O que é pejotização?

A pejotização ocorre quando o trabalhador é contratado formalmente como empresa, mas exerce suas atividades como verdadeiro empregado.

Muitas vezes, existe um contrato civil aparentemente válido, porém a rotina demonstra características típicas da relação de emprego, como:

  • subordinação;
  • pessoalidade;
  • habitualidade;
  • remuneração fixa;
  • controle de jornada;
  • exclusividade.

Nesses casos, a Justiça do Trabalho pode reconhecer fraude trabalhista.

O contrato assinado prevalece sobre a realidade?

Segundo diversos especialistas que participaram do debate promovido pelo TRT-2, não.

O entendimento defendido foi de que a Constituição Federal e a realidade dos fatos devem prevalecer sobre contratos artificiais criados apenas para afastar direitos trabalhistas.

Durante o evento, magistrados e estudiosos destacaram que a liberdade contratual não pode ser utilizada para eliminar garantias sociais previstas constitucionalmente.

No Direito do Trabalho, existe um princípio importante chamado “primazia da realidade”, segundo o qual os fatos concretos possuem maior relevância do que a forma escrita do contrato.

Por que a pejotização preocupa?

O debate sobre pejotização envolve impactos não apenas individuais, mas também sociais e econômicos.

Especialistas apontam que o crescimento de contratações artificiais pode gerar:

  • precarização das relações de trabalho;
  • redução da proteção social;
  • enfraquecimento da Previdência Social;
  • perda de direitos trabalhistas;
  • insegurança jurídica;
  • aumento da informalidade disfarçada.

Segundo manifestações apresentadas no debate do TRT-2, muitos trabalhadores acabam aderindo ao modelo PJ não por verdadeira autonomia, mas por necessidade econômica e ausência de alternativas.

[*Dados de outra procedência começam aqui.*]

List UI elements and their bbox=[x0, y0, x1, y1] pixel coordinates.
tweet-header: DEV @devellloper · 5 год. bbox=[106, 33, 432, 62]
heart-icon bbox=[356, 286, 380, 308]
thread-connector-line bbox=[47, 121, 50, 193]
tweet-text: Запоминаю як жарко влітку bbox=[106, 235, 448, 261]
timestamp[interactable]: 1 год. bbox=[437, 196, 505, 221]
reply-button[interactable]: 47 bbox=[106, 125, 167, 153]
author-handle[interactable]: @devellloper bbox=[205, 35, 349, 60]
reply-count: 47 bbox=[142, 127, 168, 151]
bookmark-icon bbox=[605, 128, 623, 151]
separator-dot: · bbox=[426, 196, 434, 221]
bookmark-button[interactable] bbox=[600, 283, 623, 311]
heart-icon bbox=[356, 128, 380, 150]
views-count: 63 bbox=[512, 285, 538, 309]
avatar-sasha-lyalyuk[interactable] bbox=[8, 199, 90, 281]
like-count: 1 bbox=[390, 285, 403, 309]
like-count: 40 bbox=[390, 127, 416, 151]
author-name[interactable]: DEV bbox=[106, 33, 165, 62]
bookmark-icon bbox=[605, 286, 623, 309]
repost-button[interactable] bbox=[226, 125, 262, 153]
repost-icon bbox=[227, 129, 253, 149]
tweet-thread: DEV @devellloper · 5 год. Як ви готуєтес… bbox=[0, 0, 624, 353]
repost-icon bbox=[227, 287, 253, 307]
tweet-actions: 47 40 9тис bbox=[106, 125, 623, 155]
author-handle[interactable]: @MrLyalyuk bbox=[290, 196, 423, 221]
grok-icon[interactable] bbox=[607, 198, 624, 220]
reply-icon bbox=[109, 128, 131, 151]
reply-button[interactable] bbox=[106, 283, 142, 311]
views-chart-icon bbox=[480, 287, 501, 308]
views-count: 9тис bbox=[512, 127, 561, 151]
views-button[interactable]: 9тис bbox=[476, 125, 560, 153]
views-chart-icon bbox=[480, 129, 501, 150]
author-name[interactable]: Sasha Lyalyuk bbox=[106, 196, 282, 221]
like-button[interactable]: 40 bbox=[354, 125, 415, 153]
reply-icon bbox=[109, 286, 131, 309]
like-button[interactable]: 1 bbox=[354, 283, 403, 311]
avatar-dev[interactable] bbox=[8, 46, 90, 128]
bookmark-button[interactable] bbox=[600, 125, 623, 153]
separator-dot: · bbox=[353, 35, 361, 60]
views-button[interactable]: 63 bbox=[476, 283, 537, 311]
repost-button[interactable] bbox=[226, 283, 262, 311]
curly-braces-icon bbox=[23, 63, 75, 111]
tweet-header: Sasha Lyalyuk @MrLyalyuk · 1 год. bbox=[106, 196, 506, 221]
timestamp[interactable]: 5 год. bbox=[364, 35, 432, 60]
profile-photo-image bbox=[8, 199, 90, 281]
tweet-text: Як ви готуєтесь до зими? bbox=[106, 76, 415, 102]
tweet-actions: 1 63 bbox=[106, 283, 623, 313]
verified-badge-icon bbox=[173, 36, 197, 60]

Toda contratação PJ é ilegal?

Não.

A contratação de profissionais como pessoa jurídica pode ser perfeitamente válida quando existe autonomia real na prestação dos serviços.

Isso costuma ocorrer quando o profissional possui:

  • liberdade de horários;
  • ausência de subordinação;
  • possibilidade de atender vários clientes;
  • independência técnica e econômica;
  • gestão própria da atividade.

O problema surge quando o modelo empresarial existe apenas no papel.

O STF já decidiu o Tema 1389?

Ainda não houve julgamento definitivo do mérito.

Enquanto isso, o ministro Gilmar Mendes determinou a suspensão nacional de processos relacionados ao tema até definição final do STF.

A futura decisão poderá impactar diretamente milhares de ações trabalhistas envolvendo reconhecimento de vínculo de emprego.

O que pode acontecer com quem comprovar fraude?

Se a Justiça reconhecer que houve pejotização fraudulenta, o trabalhador pode ter direito a:

  • registro em carteira;
  • férias;
  • 13º salário;
  • FGTS;
  • horas extras;
  • verbas rescisórias;
  • contribuições previdenciárias;
  • multas trabalhistas.

Cada caso depende da análise concreta das provas e da realidade da prestação dos serviços.

Conclusão

O debate envolvendo o Tema 1389 do STF vai muito além da validade de contratos civis.

A discussão envolve os limites da liberdade contratual, a proteção constitucional ao trabalho e o equilíbrio entre modernização das relações profissionais e preservação de direitos fundamentais.

Independentemente do formato contratual utilizado, a Justiça do Trabalho continua analisando a realidade dos fatos para verificar se existe, ou não, verdadeira relação de emprego.